PDF tratto da RisVeglio Duemila:


 
San Paterio vescovo di Brescia (verso il 606)

Tratto da

Nella cronologia dei santi Vescovi di Brescia, agli inizi del VII secolo, è menzionato San Paterio (o Paterius).
Tutti gli storici concordemente affermano che il suo fu un episcopato molto breve tra il 604 e il 606, mentre alcuni Annuari diocesani lo collocano tra il 630 e 642.
Anche se alcuni, lo indicano quale benedettino romano discepolo di San Gregorio Magno, sia P. Guerrini che F. Lanzoni lo escludono categoricamente; inoltre viene anche escluso che il santo bresciano si possa identificare con l’omonimo vescovo ricordato nel calendario napoletano del XII secolo.
Di lui non sappiamo nulla.
Il nome di S. Paterio è riportato in sei manoscritti dei secoli XI-XV e in due corsi di litanie monastiche primitive.
Nel martirologio romano la sua festa è riportata il 21 febbraio, mentre in quello bresciano la sua memoria è fissata il 25 febbraio a ricordo della traslazione del suo corpo avvenuta nel 1479. Dal 1962 la sua festa è stata conglobata al 20 aprile insieme a tuti i santi bresciani.
Secondo alcuni, S, Paterio venne sepolto in San Fiorano, sul colle Degno in territorio bresciano. A questa prima sepoltura sarebbe seguita una traslazione delle reliquie che posero i suoi resti sotto l’altare maggiore della chiesa monastica di Sant’Eufemia della Fonte. Successivamente, il 25 febbraio 1479, i monaci trasportarono il corpo del vescovo, in una cappella a lui dedicata. Nel XVII secolo, nel corso di alcuni importanti restauri alla chiesa venne costruito un altare, il primo a destra presso il battistero, dedicato a San Paterio. E, nel 1616, il corpo del presule venne collocato  in quella sede. Nel 1787, nel corso di un’ultima ristrutturazione della chiesa, le reliquie vennero riportate sotto l’altare maggiore e racchiuse in un’urna marmorea con l’indicazione dedicatoria.
Infine, le spoglie furono accolte in una nuova arca realizzata appositamente, e collocata nella cripta della chiesa.
Dalla seconda metà dell'Ottocento l’arca di San Paterio si trova esposta nel museo cittadino di Santa Giulia.
Al santo è stata dedicata la chiesa parrocchiale di Paisco Loveno in valle Canonica.

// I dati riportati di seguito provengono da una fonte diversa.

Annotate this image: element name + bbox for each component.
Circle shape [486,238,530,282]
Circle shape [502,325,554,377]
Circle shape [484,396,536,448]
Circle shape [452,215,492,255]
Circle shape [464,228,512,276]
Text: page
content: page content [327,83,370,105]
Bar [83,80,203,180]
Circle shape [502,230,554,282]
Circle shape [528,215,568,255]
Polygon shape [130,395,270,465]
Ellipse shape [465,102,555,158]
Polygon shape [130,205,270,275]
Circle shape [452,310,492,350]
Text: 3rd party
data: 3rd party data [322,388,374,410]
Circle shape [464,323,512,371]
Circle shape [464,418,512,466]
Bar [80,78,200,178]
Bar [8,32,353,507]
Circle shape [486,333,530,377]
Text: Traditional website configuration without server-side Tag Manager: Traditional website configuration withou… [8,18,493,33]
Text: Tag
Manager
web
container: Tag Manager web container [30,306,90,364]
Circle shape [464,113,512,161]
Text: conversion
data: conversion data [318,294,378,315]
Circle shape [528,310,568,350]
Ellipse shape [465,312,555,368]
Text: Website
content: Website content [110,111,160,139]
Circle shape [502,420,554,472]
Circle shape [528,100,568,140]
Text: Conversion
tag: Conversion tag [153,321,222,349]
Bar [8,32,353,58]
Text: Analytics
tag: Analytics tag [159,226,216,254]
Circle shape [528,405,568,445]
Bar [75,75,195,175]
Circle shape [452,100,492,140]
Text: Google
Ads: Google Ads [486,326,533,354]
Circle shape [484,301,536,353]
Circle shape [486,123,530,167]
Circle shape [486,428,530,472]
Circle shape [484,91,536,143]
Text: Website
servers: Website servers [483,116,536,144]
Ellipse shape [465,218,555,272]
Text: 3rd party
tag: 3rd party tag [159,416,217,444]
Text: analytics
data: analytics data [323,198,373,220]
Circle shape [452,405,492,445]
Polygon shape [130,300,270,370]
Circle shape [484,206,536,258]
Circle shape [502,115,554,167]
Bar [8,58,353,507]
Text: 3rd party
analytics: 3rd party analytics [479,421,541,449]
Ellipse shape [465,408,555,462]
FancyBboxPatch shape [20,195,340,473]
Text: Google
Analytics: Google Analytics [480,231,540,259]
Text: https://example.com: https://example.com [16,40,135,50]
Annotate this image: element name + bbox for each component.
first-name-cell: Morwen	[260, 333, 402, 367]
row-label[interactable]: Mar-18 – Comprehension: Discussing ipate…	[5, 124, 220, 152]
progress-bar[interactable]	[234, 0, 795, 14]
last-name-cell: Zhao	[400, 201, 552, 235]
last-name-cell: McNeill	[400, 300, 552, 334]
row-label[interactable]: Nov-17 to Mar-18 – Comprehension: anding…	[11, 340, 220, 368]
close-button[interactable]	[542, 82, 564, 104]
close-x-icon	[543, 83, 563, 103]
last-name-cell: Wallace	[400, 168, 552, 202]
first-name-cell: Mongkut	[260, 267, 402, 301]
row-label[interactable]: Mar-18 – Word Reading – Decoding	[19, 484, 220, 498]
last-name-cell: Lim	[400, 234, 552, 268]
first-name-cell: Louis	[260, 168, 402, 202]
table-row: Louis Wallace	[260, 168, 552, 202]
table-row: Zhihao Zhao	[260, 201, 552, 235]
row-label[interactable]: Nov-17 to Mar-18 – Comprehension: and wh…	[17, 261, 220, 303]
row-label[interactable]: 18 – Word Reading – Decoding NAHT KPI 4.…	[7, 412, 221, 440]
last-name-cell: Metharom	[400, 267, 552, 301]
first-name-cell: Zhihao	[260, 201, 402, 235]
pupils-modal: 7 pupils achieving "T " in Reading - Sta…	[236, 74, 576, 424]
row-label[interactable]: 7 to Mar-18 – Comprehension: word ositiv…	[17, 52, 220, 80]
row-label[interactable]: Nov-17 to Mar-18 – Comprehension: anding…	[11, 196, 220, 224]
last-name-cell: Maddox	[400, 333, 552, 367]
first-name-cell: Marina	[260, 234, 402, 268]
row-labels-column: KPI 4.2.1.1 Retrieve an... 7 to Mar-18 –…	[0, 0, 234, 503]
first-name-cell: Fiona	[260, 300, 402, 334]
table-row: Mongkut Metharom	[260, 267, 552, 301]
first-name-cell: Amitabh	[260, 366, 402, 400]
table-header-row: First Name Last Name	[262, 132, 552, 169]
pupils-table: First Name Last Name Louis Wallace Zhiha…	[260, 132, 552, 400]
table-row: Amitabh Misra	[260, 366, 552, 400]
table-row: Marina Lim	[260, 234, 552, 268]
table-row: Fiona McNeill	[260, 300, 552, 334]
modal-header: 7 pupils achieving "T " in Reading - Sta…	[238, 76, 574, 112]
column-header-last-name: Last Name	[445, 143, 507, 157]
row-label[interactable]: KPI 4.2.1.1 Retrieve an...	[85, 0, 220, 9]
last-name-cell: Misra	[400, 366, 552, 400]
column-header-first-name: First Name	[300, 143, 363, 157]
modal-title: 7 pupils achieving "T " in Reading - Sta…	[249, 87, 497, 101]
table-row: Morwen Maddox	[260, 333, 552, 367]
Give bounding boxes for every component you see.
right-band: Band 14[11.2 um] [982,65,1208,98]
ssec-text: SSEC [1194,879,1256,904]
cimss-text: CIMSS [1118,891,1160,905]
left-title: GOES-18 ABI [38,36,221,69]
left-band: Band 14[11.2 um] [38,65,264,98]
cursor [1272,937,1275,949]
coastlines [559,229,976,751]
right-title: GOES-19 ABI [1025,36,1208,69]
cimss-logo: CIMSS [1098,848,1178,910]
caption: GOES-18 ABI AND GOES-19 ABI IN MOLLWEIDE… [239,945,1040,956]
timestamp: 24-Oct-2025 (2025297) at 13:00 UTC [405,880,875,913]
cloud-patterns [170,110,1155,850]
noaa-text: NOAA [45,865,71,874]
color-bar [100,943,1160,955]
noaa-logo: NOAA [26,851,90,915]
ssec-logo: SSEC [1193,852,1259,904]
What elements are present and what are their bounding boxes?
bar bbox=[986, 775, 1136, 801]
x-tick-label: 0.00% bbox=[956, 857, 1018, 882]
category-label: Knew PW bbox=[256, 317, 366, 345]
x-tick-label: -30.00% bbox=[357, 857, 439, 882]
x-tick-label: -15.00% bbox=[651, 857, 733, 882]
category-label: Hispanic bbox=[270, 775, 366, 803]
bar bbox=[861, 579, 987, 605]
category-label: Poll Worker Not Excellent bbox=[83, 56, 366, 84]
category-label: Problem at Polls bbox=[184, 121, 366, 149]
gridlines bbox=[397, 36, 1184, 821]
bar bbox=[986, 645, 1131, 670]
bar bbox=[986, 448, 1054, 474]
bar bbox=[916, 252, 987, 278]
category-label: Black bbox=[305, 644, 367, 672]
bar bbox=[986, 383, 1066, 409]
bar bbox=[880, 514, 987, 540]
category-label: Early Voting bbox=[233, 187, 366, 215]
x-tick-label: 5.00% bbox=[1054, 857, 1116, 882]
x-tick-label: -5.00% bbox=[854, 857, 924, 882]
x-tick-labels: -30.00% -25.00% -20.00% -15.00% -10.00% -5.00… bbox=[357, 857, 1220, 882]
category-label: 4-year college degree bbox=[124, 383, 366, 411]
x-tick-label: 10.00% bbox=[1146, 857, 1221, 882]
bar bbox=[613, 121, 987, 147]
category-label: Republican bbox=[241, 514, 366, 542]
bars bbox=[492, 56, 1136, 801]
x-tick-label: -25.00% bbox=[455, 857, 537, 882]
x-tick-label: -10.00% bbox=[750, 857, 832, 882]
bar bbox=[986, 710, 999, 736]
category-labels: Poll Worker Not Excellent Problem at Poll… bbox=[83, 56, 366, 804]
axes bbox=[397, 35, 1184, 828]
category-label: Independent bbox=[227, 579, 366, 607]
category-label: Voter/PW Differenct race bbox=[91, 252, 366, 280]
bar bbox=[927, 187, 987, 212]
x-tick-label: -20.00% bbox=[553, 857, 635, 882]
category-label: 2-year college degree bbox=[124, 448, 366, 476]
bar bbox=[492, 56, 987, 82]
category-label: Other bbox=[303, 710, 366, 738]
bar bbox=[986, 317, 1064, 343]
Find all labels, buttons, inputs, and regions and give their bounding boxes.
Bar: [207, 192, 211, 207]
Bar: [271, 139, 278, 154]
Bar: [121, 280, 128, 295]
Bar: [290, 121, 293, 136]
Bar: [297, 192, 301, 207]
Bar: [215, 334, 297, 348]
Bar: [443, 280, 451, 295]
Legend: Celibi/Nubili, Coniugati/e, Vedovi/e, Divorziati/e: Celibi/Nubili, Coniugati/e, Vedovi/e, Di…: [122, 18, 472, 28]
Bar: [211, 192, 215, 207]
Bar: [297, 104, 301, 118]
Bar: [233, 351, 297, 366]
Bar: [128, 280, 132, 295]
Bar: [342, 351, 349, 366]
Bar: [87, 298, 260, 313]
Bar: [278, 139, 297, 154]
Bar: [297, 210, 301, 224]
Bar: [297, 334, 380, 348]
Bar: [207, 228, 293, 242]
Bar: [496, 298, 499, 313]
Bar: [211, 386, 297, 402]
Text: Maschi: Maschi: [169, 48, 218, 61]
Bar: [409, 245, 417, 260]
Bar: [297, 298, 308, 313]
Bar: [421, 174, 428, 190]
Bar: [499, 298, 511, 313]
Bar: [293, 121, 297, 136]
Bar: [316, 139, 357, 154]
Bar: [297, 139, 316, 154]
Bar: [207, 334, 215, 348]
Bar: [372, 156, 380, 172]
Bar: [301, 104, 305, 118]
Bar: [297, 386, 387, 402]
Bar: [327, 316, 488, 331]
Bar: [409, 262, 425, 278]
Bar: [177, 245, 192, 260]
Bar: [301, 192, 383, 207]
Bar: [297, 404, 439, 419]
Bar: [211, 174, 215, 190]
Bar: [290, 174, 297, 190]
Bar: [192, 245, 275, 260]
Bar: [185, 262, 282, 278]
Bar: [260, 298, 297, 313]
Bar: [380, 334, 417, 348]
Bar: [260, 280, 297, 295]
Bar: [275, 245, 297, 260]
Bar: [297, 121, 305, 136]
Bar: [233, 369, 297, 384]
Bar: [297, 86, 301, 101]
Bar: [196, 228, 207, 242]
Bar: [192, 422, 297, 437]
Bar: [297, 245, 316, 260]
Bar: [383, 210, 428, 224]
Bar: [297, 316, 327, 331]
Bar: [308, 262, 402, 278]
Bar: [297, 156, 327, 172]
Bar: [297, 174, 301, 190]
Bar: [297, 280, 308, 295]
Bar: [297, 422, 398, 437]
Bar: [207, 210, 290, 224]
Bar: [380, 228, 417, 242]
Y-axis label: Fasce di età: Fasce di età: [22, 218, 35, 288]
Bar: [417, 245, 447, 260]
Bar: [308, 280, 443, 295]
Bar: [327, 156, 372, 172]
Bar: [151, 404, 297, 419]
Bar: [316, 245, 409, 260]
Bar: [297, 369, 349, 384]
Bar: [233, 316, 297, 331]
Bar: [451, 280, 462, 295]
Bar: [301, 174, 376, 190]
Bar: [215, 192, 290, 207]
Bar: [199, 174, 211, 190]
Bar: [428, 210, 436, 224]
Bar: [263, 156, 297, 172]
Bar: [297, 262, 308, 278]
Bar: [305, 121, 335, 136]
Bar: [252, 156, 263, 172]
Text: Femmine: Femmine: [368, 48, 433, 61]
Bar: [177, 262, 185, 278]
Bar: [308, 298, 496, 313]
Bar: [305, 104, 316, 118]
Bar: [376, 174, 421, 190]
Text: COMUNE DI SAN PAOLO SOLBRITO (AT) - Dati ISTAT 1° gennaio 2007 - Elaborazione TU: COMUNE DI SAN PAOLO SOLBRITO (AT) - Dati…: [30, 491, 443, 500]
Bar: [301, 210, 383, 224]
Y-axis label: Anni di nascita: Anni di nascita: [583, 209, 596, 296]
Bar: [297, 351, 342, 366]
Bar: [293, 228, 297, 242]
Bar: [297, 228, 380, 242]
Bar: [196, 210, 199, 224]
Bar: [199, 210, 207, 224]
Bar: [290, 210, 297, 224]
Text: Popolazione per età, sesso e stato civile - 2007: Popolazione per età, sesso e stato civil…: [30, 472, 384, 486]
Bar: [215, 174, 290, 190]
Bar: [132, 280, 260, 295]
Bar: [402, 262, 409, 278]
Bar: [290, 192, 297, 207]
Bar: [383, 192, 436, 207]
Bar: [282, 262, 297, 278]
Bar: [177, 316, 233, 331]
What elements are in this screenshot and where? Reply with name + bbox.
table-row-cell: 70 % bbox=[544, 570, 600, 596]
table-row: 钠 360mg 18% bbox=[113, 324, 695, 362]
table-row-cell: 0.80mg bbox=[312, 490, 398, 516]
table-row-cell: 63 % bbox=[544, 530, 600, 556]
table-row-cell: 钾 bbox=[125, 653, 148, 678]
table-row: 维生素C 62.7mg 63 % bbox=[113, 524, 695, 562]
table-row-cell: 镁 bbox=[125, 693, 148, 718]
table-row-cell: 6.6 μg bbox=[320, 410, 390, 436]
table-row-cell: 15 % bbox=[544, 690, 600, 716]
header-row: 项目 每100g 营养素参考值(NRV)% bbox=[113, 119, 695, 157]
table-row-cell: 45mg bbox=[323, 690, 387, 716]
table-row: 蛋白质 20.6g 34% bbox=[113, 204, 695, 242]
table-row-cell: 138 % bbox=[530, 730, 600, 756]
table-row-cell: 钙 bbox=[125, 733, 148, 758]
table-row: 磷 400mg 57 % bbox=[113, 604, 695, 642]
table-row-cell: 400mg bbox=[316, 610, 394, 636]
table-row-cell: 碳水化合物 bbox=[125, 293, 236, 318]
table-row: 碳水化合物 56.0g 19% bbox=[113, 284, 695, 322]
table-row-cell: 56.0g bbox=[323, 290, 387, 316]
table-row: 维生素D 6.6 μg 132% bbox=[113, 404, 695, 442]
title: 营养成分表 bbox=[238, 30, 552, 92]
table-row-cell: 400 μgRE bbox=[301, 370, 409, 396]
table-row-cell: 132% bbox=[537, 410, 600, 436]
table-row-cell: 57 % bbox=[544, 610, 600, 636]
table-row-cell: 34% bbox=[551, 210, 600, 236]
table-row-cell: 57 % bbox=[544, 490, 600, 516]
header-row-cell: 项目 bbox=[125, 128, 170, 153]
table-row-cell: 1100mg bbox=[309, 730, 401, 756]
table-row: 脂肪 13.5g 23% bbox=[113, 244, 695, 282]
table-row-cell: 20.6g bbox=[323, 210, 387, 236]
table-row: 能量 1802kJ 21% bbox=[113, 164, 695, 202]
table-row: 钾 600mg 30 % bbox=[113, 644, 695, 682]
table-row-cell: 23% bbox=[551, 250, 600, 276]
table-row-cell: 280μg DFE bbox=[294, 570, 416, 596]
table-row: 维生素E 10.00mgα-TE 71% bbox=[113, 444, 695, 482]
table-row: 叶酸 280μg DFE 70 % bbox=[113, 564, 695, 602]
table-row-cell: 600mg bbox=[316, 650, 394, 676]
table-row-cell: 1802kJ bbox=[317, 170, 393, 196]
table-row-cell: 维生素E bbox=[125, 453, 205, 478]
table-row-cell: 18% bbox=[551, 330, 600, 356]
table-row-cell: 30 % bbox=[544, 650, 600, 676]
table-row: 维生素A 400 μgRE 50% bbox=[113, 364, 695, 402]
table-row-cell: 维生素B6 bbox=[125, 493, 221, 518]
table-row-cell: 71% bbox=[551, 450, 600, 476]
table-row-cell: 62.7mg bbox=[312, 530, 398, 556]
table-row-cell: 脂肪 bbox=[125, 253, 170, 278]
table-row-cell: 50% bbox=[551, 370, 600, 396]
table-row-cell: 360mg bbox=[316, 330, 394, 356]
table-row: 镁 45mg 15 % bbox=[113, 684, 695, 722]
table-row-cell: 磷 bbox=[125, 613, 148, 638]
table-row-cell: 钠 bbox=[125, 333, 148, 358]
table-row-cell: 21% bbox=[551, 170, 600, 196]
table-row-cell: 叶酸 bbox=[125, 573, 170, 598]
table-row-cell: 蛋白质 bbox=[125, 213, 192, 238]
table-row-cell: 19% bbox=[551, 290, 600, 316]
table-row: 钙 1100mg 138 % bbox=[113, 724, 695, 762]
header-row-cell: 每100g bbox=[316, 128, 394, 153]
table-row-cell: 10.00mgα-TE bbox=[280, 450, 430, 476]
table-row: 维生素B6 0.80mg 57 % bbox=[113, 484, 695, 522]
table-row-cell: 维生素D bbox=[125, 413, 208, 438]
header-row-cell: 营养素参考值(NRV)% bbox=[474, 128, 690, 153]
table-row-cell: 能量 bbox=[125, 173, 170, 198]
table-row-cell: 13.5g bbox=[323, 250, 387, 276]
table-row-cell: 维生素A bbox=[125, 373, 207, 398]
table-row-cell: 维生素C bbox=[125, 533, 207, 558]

Tratto da http://www.silvanodanesi.info/?p=629
Gli storici, quasi concordemente, assegnano a S.Paterio un episcopato breve. Gli annuari diocesani lo collocano tra il 630 e il 643.
In un discorso del vescovo Ramperto, Paterio figura come il sedicesimo vescovo di Brescia dopo S. Filastrio, quindi il venticinquesimo nei dittici della Chiesa bresciana, tra Paolo III e Anastasio.
Il suo nome, di sapore esotico, ha fatto pensare ad una probabile origine orientale, ma si tratta solo di una congettura senza alcuna solida prova.
L’epoca del suo episcopato cade nel periodo del pontificato di Gregorio Magno e forse per questo viene erroneamente identificato in quel discepolo Paterio che il pontefice dice essere suo notaio secondicerio.
Il Martirologio bresciano assegna al santo un posto in più nelle sue pagine al 25 febbraio, per ricordarne la traslazione del corpo, nel 1478, da S. Eufemia della Fonte a S. Eufemia entro le mura.
Il vescovo Landolfo II aveva trasportato il corpo del santo dalla prima sepoltura in S. Fiorano, alla chiesa abaziale di S. Eufemia della Fonte, dove rimase sepolto, nella cripta del monastero, fino al 1478. Dopo che i monaci ebbero costruito il nuovo monastero in città, il 25 febbraio 1478 il venerato corpo del Santo fu traslato nella grande chiesa di S. Eufemia dentro le mura.
Nella Diocesi di Brescia a S.Paterio è dedicata la chiesa parrocchiale di Paisco, piccolo paese della Valle Camonica.